Pandemic impacts total number of Women screened for Breast Cancer
Figures from the NHS have also shown a total of 7,000 fewer breast cancer cases compared to the previous year and experts warn that the UK is facing a cancer timebomb after millions of diagnostic checks were postponed last year.
Over the first year of the pandemic, there were a total of 1.19m women who had the vital tests in the 12 months to April 2021, marking the lowest number since records began two decades ago and down nearly half on 2.12m the previous year. Additionally, there were also around 7,000 'missing' breast cancer cases during the first year of the pandemic, and experts warn that delays in diagnosis will reduce women's survival chances.
Charities said that these statistics were an 'alarming reminder' of the impact of the pandemic, and warned it would lead to hundreds of preventable deaths. During the first national lockdown in March 2020, NHS hospitals suspended the screening programme as the health service turned its attention to the pandemic. Although the programme was restarted in April, hospitals continued to operate severely reduced services, leading to massive backlogs. The lockdowns which followed and staffing issues made the problem even worse.
Between April 2020 and April 2021, only 1.85m invites were sent out - the fewest since 2004 and 40% lower than the previous year. In all regions of England, checks dropped across all age groups and fell below acceptable levels.
With Covid issues affecting all cancers, charities estimate more than 50,000 'missing' total cases.
Health Secretary Sajid Javid has since announced a war on cancer which involves 10m extra diagnostic tests — including for breast cancer to be carried out from 2025 in diagnostic hubs which will be set up in car parks, shopping centres and community centres.
According to the NHS medical director Professor Stephen Powis, the health service was now inviting 'more people than ever' for screenings and investing £70million in ramping up the services. However, he admitted that Covid impacted on services severely.
NHS figures showed that across all region’s cancer checks fell below the 'acceptable' level. London recorded 67.3% while the highest coverage were that of the South East (68.4%) and East (67.4%).

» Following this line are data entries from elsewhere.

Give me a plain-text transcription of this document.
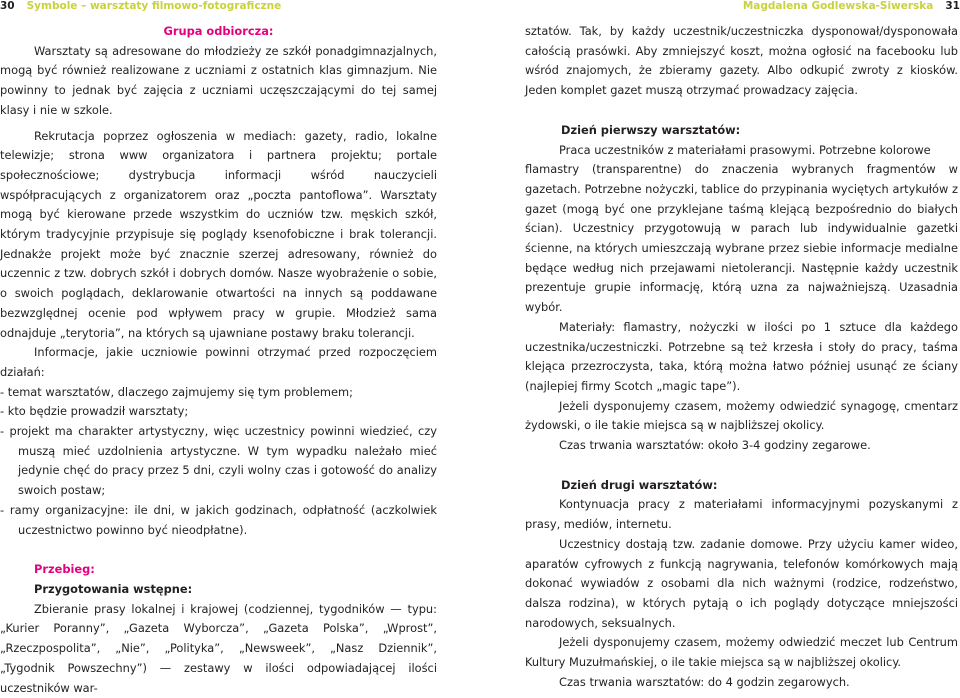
30 Symbole – warsztaty filmowo-fotograficzne	Magdalena Godlewska-Siwerska 31

Grupa odbiorcza:

Warsztaty są adresowane do młodzieży ze szkół ponadgimnazjalnych, mogą być również realizowane z uczniami z ostatnich klas gimnazjum. Nie powinny to jednak być zajęcia z uczniami uczęszczającymi do tej samej klasy i nie w szkole.

Rekrutacja poprzez ogłoszenia w mediach: gazety, radio, lokalne telewizje; strona www organizatora i partnera projektu; portale społecznościowe; dystrybucja informacji wśród nauczycieli współpracujących z organizatorem oraz „poczta pantoflowa”. Warsztaty mogą być kierowane przede wszystkim do uczniów tzw. męskich szkół, którym tradycyjnie przypisuje się poglądy ksenofobiczne i brak tolerancji. Jednakże projekt może być znacznie szerzej adresowany, również do uczennic z tzw. dobrych szkół i dobrych domów. Nasze wyobrażenie o sobie, o swoich poglądach, deklarowanie otwartości na innych są poddawane bezwzględnej ocenie pod wpływem pracy w grupie. Młodzież sama odnajduje „terytoria”, na których są ujawniane postawy braku tolerancji.

Informacje, jakie uczniowie powinni otrzymać przed rozpoczęciem działań:

- temat warsztatów, dlaczego zajmujemy się tym problemem;
- kto będzie prowadził warsztaty;
- projekt ma charakter artystyczny, więc uczestnicy powinni wiedzieć, czy muszą mieć uzdolnienia artystyczne. W tym wypadku należało mieć jedynie chęć do pracy przez 5 dni, czyli wolny czas i gotowość do analizy swoich postaw;
- ramy organizacyjne: ile dni, w jakich godzinach, odpłatność (aczkolwiek uczestnictwo powinno być nieodpłatne).

Przebieg:

Przygotowania wstępne:

Zbieranie prasy lokalnej i krajowej (codziennej, tygodników — typu: „Kurier Poranny”, „Gazeta Wyborcza”, „Gazeta Polska”, „Wprost”, „Rzeczpospolita”, „Nie”, „Polityka”, „Newsweek”, „Nasz Dziennik”, „Tygodnik Powszechny”) — zestawy w ilości odpowiadającej ilości uczestników war-

sztatów. Tak, by każdy uczestnik/uczestniczka dysponował/dysponowała całością prasówki. Aby zmniejszyć koszt, można ogłosić na facebooku lub wśród znajomych, że zbieramy gazety. Albo odkupić zwroty z kiosków. Jeden komplet gazet muszą otrzymać prowadzacy zajęcia.

Dzień pierwszy warsztatów:

Praca uczestników z materiałami prasowymi. Potrzebne kolorowe

flamastry (transparentne) do znaczenia wybranych fragmentów w gazetach. Potrzebne nożyczki, tablice do przypinania wyciętych artykułów z gazet (mogą być one przyklejane taśmą klejącą bezpośrednio do białych ścian). Uczestnicy przygotowują w parach lub indywidualnie gazetki ścienne, na których umieszczają wybrane przez siebie informacje medialne będące według nich przejawami nietolerancji. Następnie każdy uczestnik prezentuje grupie informację, którą uzna za najważniejszą. Uzasadnia wybór.

Materiały: flamastry, nożyczki w ilości po 1 sztuce dla każdego uczestnika/uczestniczki. Potrzebne są też krzesła i stoły do pracy, taśma klejąca przezroczysta, taka, którą można łatwo później usunąć ze ściany (najlepiej firmy Scotch „magic tape”).

Jeżeli dysponujemy czasem, możemy odwiedzić synagogę, cmentarz żydowski, o ile takie miejsca są w najbliższej okolicy.

Czas trwania warsztatów: około 3-4 godziny zegarowe.

Dzień drugi warsztatów:

Kontynuacja pracy z materiałami informacyjnymi pozyskanymi z prasy, mediów, internetu.

Uczestnicy dostają tzw. zadanie domowe. Przy użyciu kamer wideo, aparatów cyfrowych z funkcją nagrywania, telefonów komórkowych mają dokonać wywiadów z osobami dla nich ważnymi (rodzice, rodzeństwo, dalsza rodzina), w których pytają o ich poglądy dotyczące mniejszości narodowych, seksualnych.

Jeżeli dysponujemy czasem, możemy odwiedzić meczet lub Centrum Kultury Muzułmańskiej, o ile takie miejsca są w najbliższej okolicy.

Czas trwania warsztatów: do 4 godzin zegarowych.
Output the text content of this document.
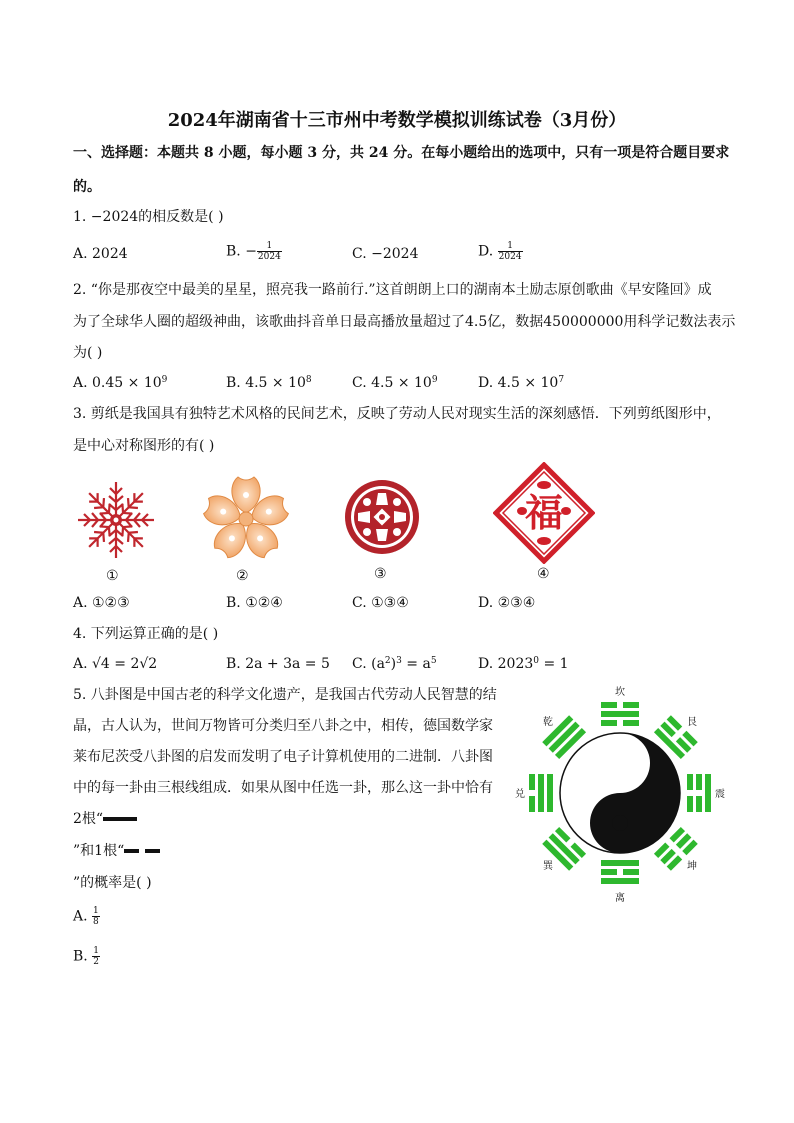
2024年湖南省十三市州中考数学模拟训练试卷（3月份）
一、选择题：本题共 8 小题，每小题 3 分，共 24 分。在每小题给出的选项中，只有一项是符合题目要求
的。
1. −2024的相反数是( )
A. 2024	B. − $\frac{1}{2024}$	C. −2024	D. $\frac{1}{2024}$
2. “你是那夜空中最美的星星，照亮我一路前行.”这首朗朗上口的湖南本土励志原创歌曲《早安隆回》成
为了全球华人圈的超级神曲，该歌曲抖音单日最高播放量超过了4.5亿，数据450000000用科学记数法表示
为( )
A. $0.45 \times 10^9$	B. $4.5 \times 10^8$	C. $4.5 \times 10^9$	D. $4.5 \times 10^7$
3. 剪纸是我国具有独特艺术风格的民间艺术，反映了劳动人民对现实生活的深刻感悟．下列剪纸图形中，
是中心对称图形的有( )
①	②	③
福
④
A. ①②③	B. ①②④	C. ①③④	D. ②③④
4. 下列运算正确的是( )
A. √4 = 2√2	B. 2a + 3a = 5 C. $(a^2)^3 = a^5$	D. $2023^0 = 1$
5. 八卦图是中国古老的科学文化遗产，是我国古代劳动人民智慧的结
晶，古人认为，世间万物皆可分类归至八卦之中，相传，德国数学家
莱布尼茨受八卦图的启发而发明了电子计算机使用的二进制．八卦图
中的每一卦由三根线组成．如果从图中任选一卦，那么这一卦中恰有
2根“
”和1根“
”的概率是( )
A. $\frac{1}{8}$
B. $\frac{1}{2}$
坎
离
兑	震
乾	艮
巽	坤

These however also fell below the recommended threshold.
Women are invited for their first breast cancer screening between the ages of 50 and 53, and are then asked to come for screening every three years until they attain 70.
Cancer detection rates have also risen in previous years, with 9.4 cases now detected per 1,000 women as against 8.4 per 1,000 the year before. This is likely due to the lack of access to services which has led to early warning signs of cancer being missed, as more patients go on to develop the disease.
For all cancers, more patients are now waiting longer than two weeks than in April 2021 for a consultation even after they had been given an urgent referral from a GP.